Raffaella Fico ha parlato della drammatica perdita del bimbo che portava in grembo ieri pomeriggio nel salotto televisivo di Verissimo da Silvia Toffanin. Qui l’ex gieffina ha raccontato cos’è successo e come lo ha scoperto.

Verissimo, Raffaella Fico e il racconto sulla drammatica perdita

Proprio qualche tempo fa Raffaella Fico aveva annunciato a Verissimo da Silvia Toffanin di essere in dolce attesa e di aspettare un bel bambino dal suo compagno Armando Izzo. La coppia aveva anche annunciato sui social il sesso del bebè e il nome prescelto. Ma il 15 dicembre scorso il tragico annuncio.

Ieri pomeriggio l’ex gieffina è tornata a parlare della drammatica perdita che ha dovuto affrontare insieme al compagno al quinto mese di gravidanza, raccontando cos’è successo e come l’ha scoperto.

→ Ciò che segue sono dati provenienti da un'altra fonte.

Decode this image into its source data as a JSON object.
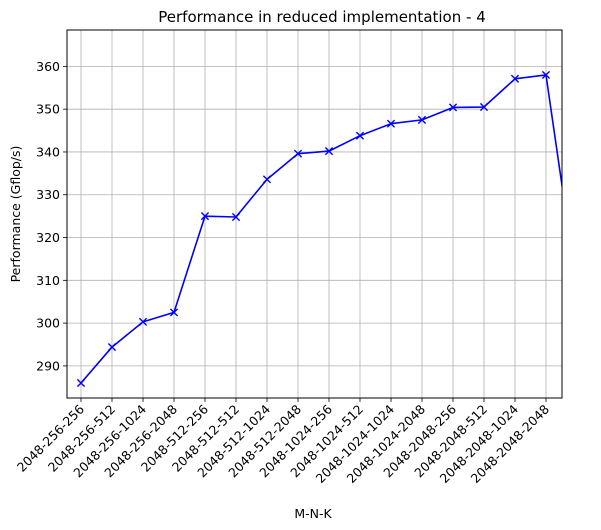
{
  "chart_data": {
    "type": "line",
    "title": "Performance in reduced implementation - 4",
    "xlabel": "M-N-K",
    "ylabel": "Performance (Gflop/s)",
    "categories": [
      "2048-256-256",
      "2048-256-512",
      "2048-256-1024",
      "2048-256-2048",
      "2048-512-256",
      "2048-512-512",
      "2048-512-1024",
      "2048-512-2048",
      "2048-1024-256",
      "2048-1024-512",
      "2048-1024-1024",
      "2048-1024-2048",
      "2048-2048-256",
      "2048-2048-512",
      "2048-2048-1024",
      "2048-2048-2048"
    ],
    "series": [
      {
        "values": [
          286.0,
          294.4,
          300.3,
          302.5,
          325.0,
          324.8,
          333.6,
          339.6,
          340.2,
          343.8,
          346.6,
          347.5,
          350.4,
          350.5,
          357.1,
          358.0
        ],
        "color": "#0000ff",
        "marker": "x"
      }
    ],
    "trailing_value": 308.0,
    "ylim": [
      282.5,
      368.5
    ],
    "yticks": [
      290,
      300,
      310,
      320,
      330,
      340,
      350,
      360
    ],
    "grid": true
  }
}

Ecco le sue parole: “Io ero incinta di cinque mesi quindi è stato un parto. Un parto vero e proprio con 5 ore di travaglio è stata una roba inaspettata, è un dolore immenso. Si sono rotte le acque prematuramente e non abbiamo ancora capito il motivo quale sia stato, perché la mia era un’ottima gravidanza, pensa che il cuoricino del bambino non ha mai smesso di battere nonostante si fossero rotte le acque. Però purtroppo non c’era alternativa perché comunque a cinque mesi di gravidanza non si riesce a fare niente, non c’è un modo per poter salvare il bambino è un’epoca ancora prematura ecco, per quanto comunque ci sia un bambino vero e proprio. Tu pensa che tre giorni prima avevo fatto una visita di controllo ed era tutto a posto. Il bimbo era sanissimo, non aveva nessuna problematica. Si sono rotte le acque inspiegabilmente, si attribuisce probabilmente a una infezione, però bisogna capire se realmente c’è stata questa infezione. Ci penso sempre, penso che il tempo allevierà il dolore, non posso piangere tutti i giorni. Ma ci penso sempre, è stata una cosa troppo brutta, alla fine è stato un parto, un bimbo che ti nasce ma che poi non puoi avere fra le braccia“.